The complexity of love
In the Psychology of Intimate Relationships course, the first topic students discuss is how challenging it is to define intimate relationships. “Often we find there is an intuitive sense of what makes something an intimate or close relationship, but when we get into details, there are many nuances that highlight just how complex relationships can be,” says Dr. Shedlosky-Shoemaker. “This challenge is made more complex by the fact that cultural views about gender and sexuality are often interwoven with beliefs about relationships.”
Though many York College alumni couples may have met because of their shared major, others have met through interests such as extracurricular activities and classes outside of their major. One part of their story remains consistent: They found love as a Spartan at YCP.
York College of Pennsylvania students and alumni are diverse in culture, religion, race, gender, and sexual orientation. Have your own Spartan love story to share? Spread the love and contact us at email@example.com.
Randi Shedlosky-Shoemaker is an Associate Professor of Psychology at York College of Pennsylvania. She received her BA from Monmouth College and her MA and PhD from Ohio State University. Her research interests include academic engagement, learning assessment, and entertainment media experiences. Courses she teaches include General Psychology, Multicultural Awareness, Senior Capstone in Psychology, Essential Skills and Tools in Psychology, and Psychological Perspectives on Intimate Relationships.
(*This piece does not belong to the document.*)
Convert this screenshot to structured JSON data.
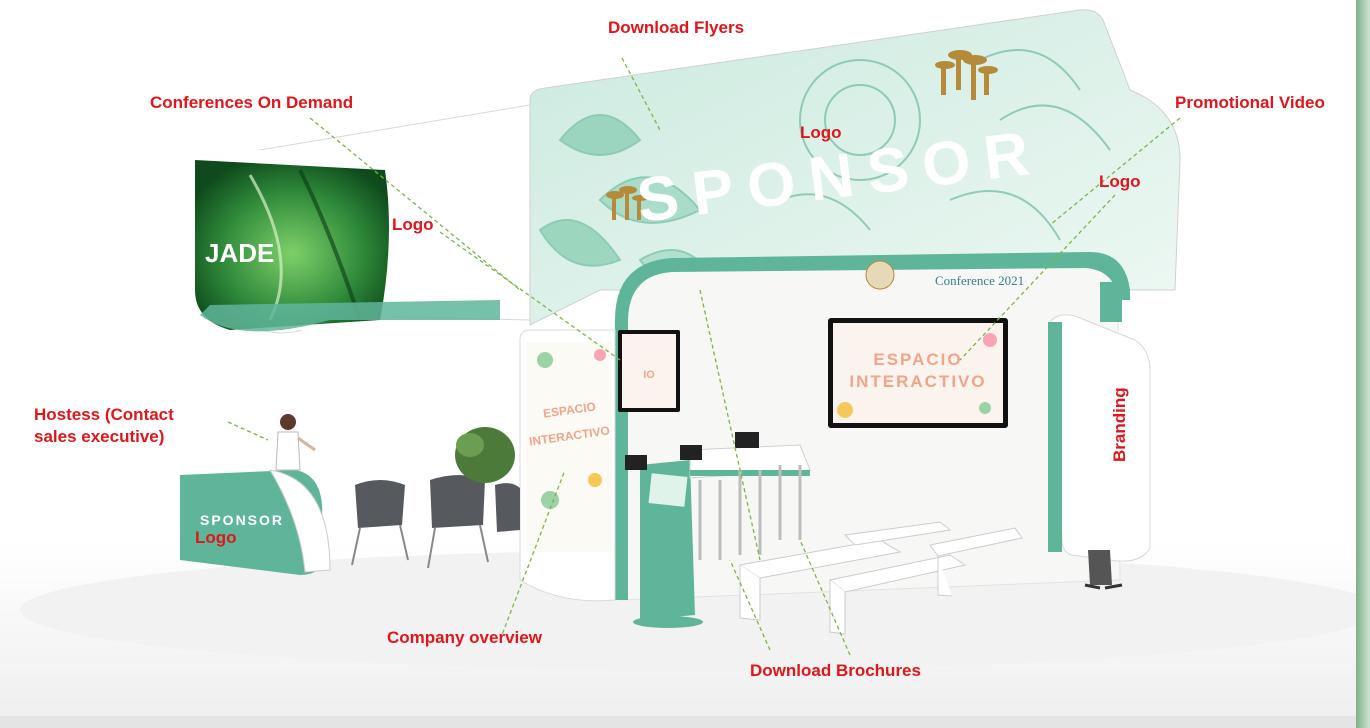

Kevin ’07 and Lindsay (Brillhart) Byrnes ’08 received their BA in Psychology from York College of Pennsylvania. Kevin received his MA in Experimental Psychology from Rutgers University and now works as a claims analyst for the Social Security Administration (SSA). Lindsay is a stay-at-home-mom raising their daughters ages 8, 5, and 6 months.
Gabriella Citakian ’17 and Thomas Sweezy ’17 received their BA in Psychology from York College of Pennsylvania. Citakian works as a human resources specialist for a law firm in New York City, and Sweezy works as a talent acquisition specialist for WebMD. They are recently engaged and are planning a wedding for April 2023.